All the same, the incels have managed to envy Bundy’s ability to get close to women and the attention he received from them once incarcerated — as if either exemplifies the kind of human connection they claim to want. Likewise, they take the recent horny tweets as literally as possible, when most are simply transgressive jokes. Bundy is long dead, anyway, and, even given the opportunity, very few people who know what he did would want to be alone with him. As with quite a few incel fixations, they’re choosing to get mad over something purely theoretical that has no bearing on their life whatsoever. They also like having “evidence” that women are irrational and unreliable judges of character, and tacitly blaming Bundy’s victims for their grisly fate is a reflexive gesture.

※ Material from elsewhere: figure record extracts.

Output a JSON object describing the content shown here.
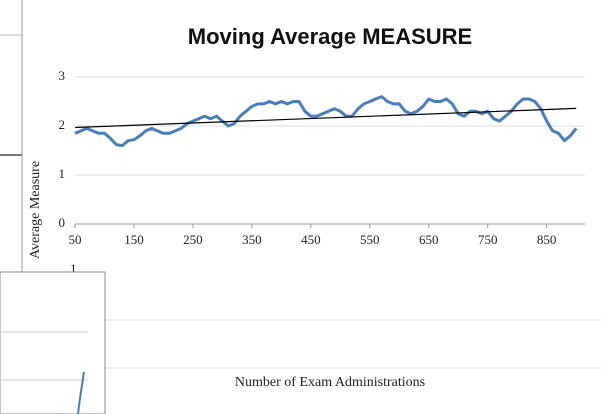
{
  "chart_data": {
    "type": "line",
    "title": "Moving Average MEASURE",
    "x_label": "Number of Exam Administrations",
    "y_label": "Average Measure",
    "x": [
      50,
      60,
      70,
      80,
      90,
      100,
      110,
      120,
      130,
      140,
      150,
      160,
      170,
      180,
      190,
      200,
      210,
      220,
      230,
      240,
      250,
      260,
      270,
      280,
      290,
      300,
      310,
      320,
      330,
      340,
      350,
      360,
      370,
      380,
      390,
      400,
      410,
      420,
      430,
      440,
      450,
      460,
      470,
      480,
      490,
      500,
      510,
      520,
      530,
      540,
      550,
      560,
      570,
      580,
      590,
      600,
      610,
      620,
      630,
      640,
      650,
      660,
      670,
      680,
      690,
      700,
      710,
      720,
      730,
      740,
      750,
      760,
      770,
      780,
      790,
      800,
      810,
      820,
      830,
      840,
      850,
      860,
      870,
      880,
      890,
      900
    ],
    "series": [
      {
        "color": "#4a7ebb",
        "values": [
          1.85,
          1.9,
          1.95,
          1.9,
          1.85,
          1.85,
          1.75,
          1.62,
          1.6,
          1.7,
          1.72,
          1.8,
          1.9,
          1.95,
          1.9,
          1.85,
          1.85,
          1.9,
          1.95,
          2.05,
          2.1,
          2.15,
          2.2,
          2.15,
          2.2,
          2.1,
          2.0,
          2.05,
          2.2,
          2.3,
          2.4,
          2.45,
          2.45,
          2.5,
          2.45,
          2.5,
          2.45,
          2.5,
          2.5,
          2.3,
          2.2,
          2.2,
          2.25,
          2.3,
          2.35,
          2.3,
          2.2,
          2.2,
          2.35,
          2.45,
          2.5,
          2.55,
          2.6,
          2.5,
          2.45,
          2.45,
          2.3,
          2.25,
          2.3,
          2.4,
          2.55,
          2.5,
          2.5,
          2.55,
          2.45,
          2.25,
          2.2,
          2.3,
          2.3,
          2.25,
          2.3,
          2.15,
          2.1,
          2.2,
          2.3,
          2.45,
          2.55,
          2.55,
          2.5,
          2.35,
          2.1,
          1.9,
          1.85,
          1.7,
          1.8,
          1.95
        ]
      },
      {
        "color": "#000000",
        "x": [
          50,
          900
        ],
        "values": [
          1.97,
          2.36
        ]
      }
    ],
    "xlim": [
      50,
      915
    ],
    "xticks": [
      50,
      150,
      250,
      350,
      450,
      550,
      650,
      750,
      850
    ],
    "ylim": [
      0,
      3
    ],
    "yticks": [
      0,
      1,
      2,
      3
    ],
    "grid": true
  },
  "background_window": {
    "ytick_label": "1"
  }
}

What’s even scarier is the guys who don’t moan about how good Ted had it, choosing instead to praise him as a hero. This is the logical extreme of the incel mindset — the extreme and violent misogyny that spurred Elliot Rodger’s murder spree in 2014 and last year’s deadly Toronto van attack, allegedly carried out by Alek Minassian. At this ideological stage, men have given up entirely on securing a sexual relationship for themselves and declared all women to be enemy combatants. “Imagine what we could accomplish if we had an army of Ted Bundys,” one incel has written. “All of womankind on the North American content would have been exterminated in a short period of time.”
Which goes to show, perhaps, that certain incels are happy to embrace a Chad, so long as he’s carrying out their agenda. A man who kidnaps, rapes, murders and dismembers women can be viewed as something higher than an oblivious alpha — he is an evolutionary corrective to a world in which women have attained a measure of agency and independence.
Let’s hope nobody on the edge takes inspiration from his story.